The best thing would be for the program of growing vegetables and cooking to happen regularly and be linked in a way, for example by harvesting and cooking together or taking the vegetables home once a week. It would also be good to have a compost for weeds and other plant material that is removed. Composting and restoring nutrients to the soil is a key part of the cycle.

Horticulture has, after all, become a growing field within art that allows stories to emerge and where different skills meet. What does your practice look like in your different roles as artist, educator and gardener?

For me, gardening and the entire plant kingdom are a large palette of colours and shapes that I constantly work with and relate to. It’s also a way of expressing myself and something that brings people together and creates synergies. It’s part of the art for me – gathering people around a particular task or topic, or a practice such as gardening. My way of working with art is also a form of social practice.

Gardening also acts as a generator for different ideas, although not all of them necessarily have to do with horticulture. For me, it is also important to be able to move between these different fields, from the local environment to contexts concerning the conditions of growers around the world, which helps me gain a bigger perspective and participate in the collective and global political movement lobbying for the rights of small-scale farmers. That breadth is also about gaining more ecological knowledge, tearing down boundaries for what we consider art and horticulture, because everything is connected anyway, which means that we need to be able to work in an interdisciplinary way and be open to all professional fields and forms.

And how do you see the role of art in processes and projects related to gardening in urban environments?

Yes, that’s an important question because the city and the countryside have been separated so much, with the resources of the countryside being extracted to feed the cities. And what we need to do is fill the knowledge gap around this production chain and create alliances between initiatives in different places in the city and the countryside. We need to raise questions such as: where do the raw materials come from? How and by whom are they being produced? This knowledge gap is a global problem. And here I see art as a platform that can raise these challenges from multiple perspectives that also involves the education of the general public.

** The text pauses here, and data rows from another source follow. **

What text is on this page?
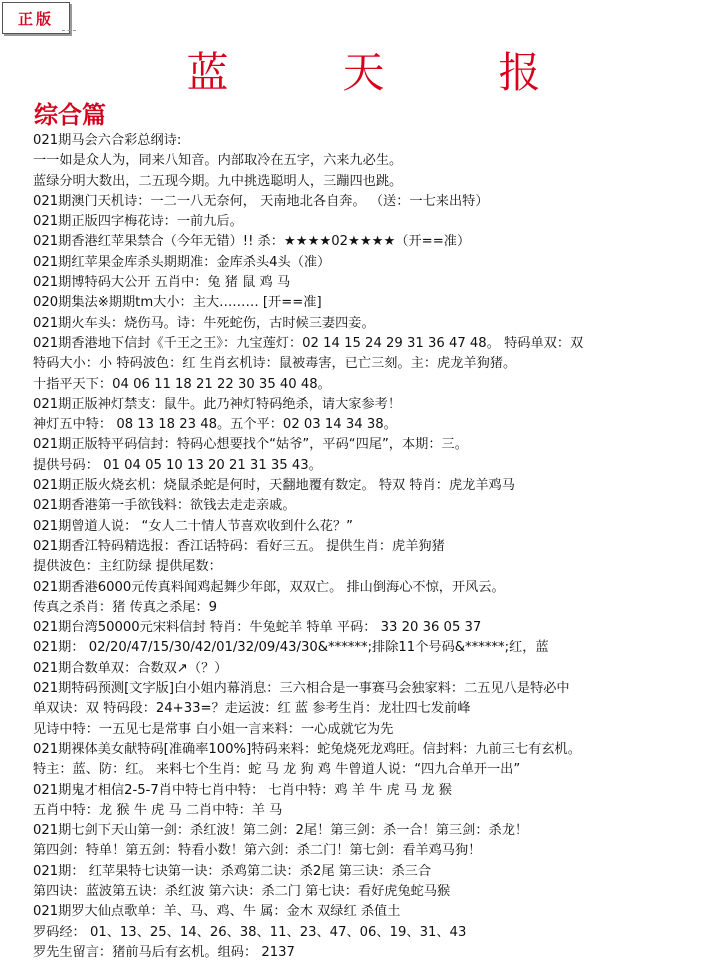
正版
蓝　天　报
综合篇
021期马会六合彩总纲诗:
一一如是众人为，同来八知音。内部取冷在五字，六来九必生。
蓝绿分明大数出，二五现今期。九中挑选聪明人，三蹦四也跳。
021期澳门天机诗：一二一八无奈何， 天南地北各自奔。 （送：一七来出特）
021期正版四字梅花诗：一前九后。
021期香港红苹果禁合（今年无错）!! 杀：★★★★02★★★★（开==准）
021期红苹果金库杀头期期准：金库杀头4头（准）
021期博特码大公开 五肖中：兔 猪 鼠 鸡 马
020期集法※期期tm大小：主大……… [开==准]
021期火车头：烧伤马。诗：牛死蛇伤，古时候三妻四妾。
021期香港地下信封《千王之王》：九宝莲灯：02 14 15 24 29 31 36 47 48。 特码单双：双
特码大小：小 特码波色：红 生肖玄机诗：鼠被毒害，已亡三刻。主：虎龙羊狗猪。
十指平天下：04 06 11 18 21 22 30 35 40 48。
021期正版神灯禁支：鼠牛。此乃神灯特码绝杀，请大家参考！
神灯五中特： 08 13 18 23 48。五个平：02 03 14 34 38。
021期正版特平码信封：特码心想要找个“姑爷”，平码“四尾”，本期：三。
提供号码： 01 04 05 10 13 20 21 31 35 43。
021期正版火烧玄机：烧鼠杀蛇是何时，天翻地覆有数定。 特双 特肖：虎龙羊鸡马
021期香港第一手欲钱料：欲钱去走走亲戚。
021期曾道人说： “女人二十情人节喜欢收到什么花？”
021期香江特码精选报：香江话特码：看好三五。 提供生肖：虎羊狗猪
提供波色：主红防绿 提供尾数：
021期香港6000元传真料闻鸡起舞少年郎，双双亡。 排山倒海心不惊，开风云。
传真之杀肖：猪 传真之杀尾：9
021期台湾50000元宋料信封 特肖：牛兔蛇羊 特单 平码： 33 20 36 05 37
021期： 02/20/47/15/30/42/01/32/09/43/30&******;排除11个号码&******;红，蓝
021期合数单双：合数双↗（？）
021期特码预测[文字版]白小姐内幕消息：三六相合是一事赛马会独家料：二五见八是特必中
单双诀：双 特码段：24+33=？走运波：红 蓝 参考生肖：龙壮四七发前峰
见诗中特：一五见七是常事 白小姐一言来料：一心成就它为先
021期裸体美女献特码[准确率100%]特码来料：蛇兔烧死龙鸡旺。信封料：九前三七有玄机。
特主：蓝、防：红。 来料七个生肖：蛇 马 龙 狗 鸡 牛曾道人说：“四九合单开一出”
021期鬼才相信2-5-7肖中特七肖中特： 七肖中特：鸡 羊 牛 虎 马 龙 猴
五肖中特：龙 猴 牛 虎 马 二肖中特：羊 马
021期七剑下天山第一剑：杀红波！第二剑：2尾！第三剑：杀一合！第三剑：杀龙！
第四剑：特单！第五剑：特看小数！第六剑：杀二门！第七剑：看羊鸡马狗！
021期： 红苹果特七诀第一诀：杀鸡第二诀：杀2尾 第三诀：杀三合
第四诀：蓝波第五诀：杀红波 第六诀：杀二门 第七诀：看好虎兔蛇马猴
021期罗大仙点歌单：羊、马、鸡、牛 属：金木 双绿红 杀值土
罗码经： 01、13、25、14、26、38、11、23、47、06、19、31、43
罗先生留言：猪前马后有玄机。组码： 2137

The growing of vegetables leads us to Fittjaköket and cooking, which is also part of your artistic palette.

For me, cooking is an incredibly important part, and something that I would like to develop even further, based on my experiences of sharing meals. I want to highlight the solidarity of cooking and eating that is different from expensive restaurant visits that involve a division between the one who consumes and the one who produces. I am interested in creating a whole that brings together the growing and the meal, the working together.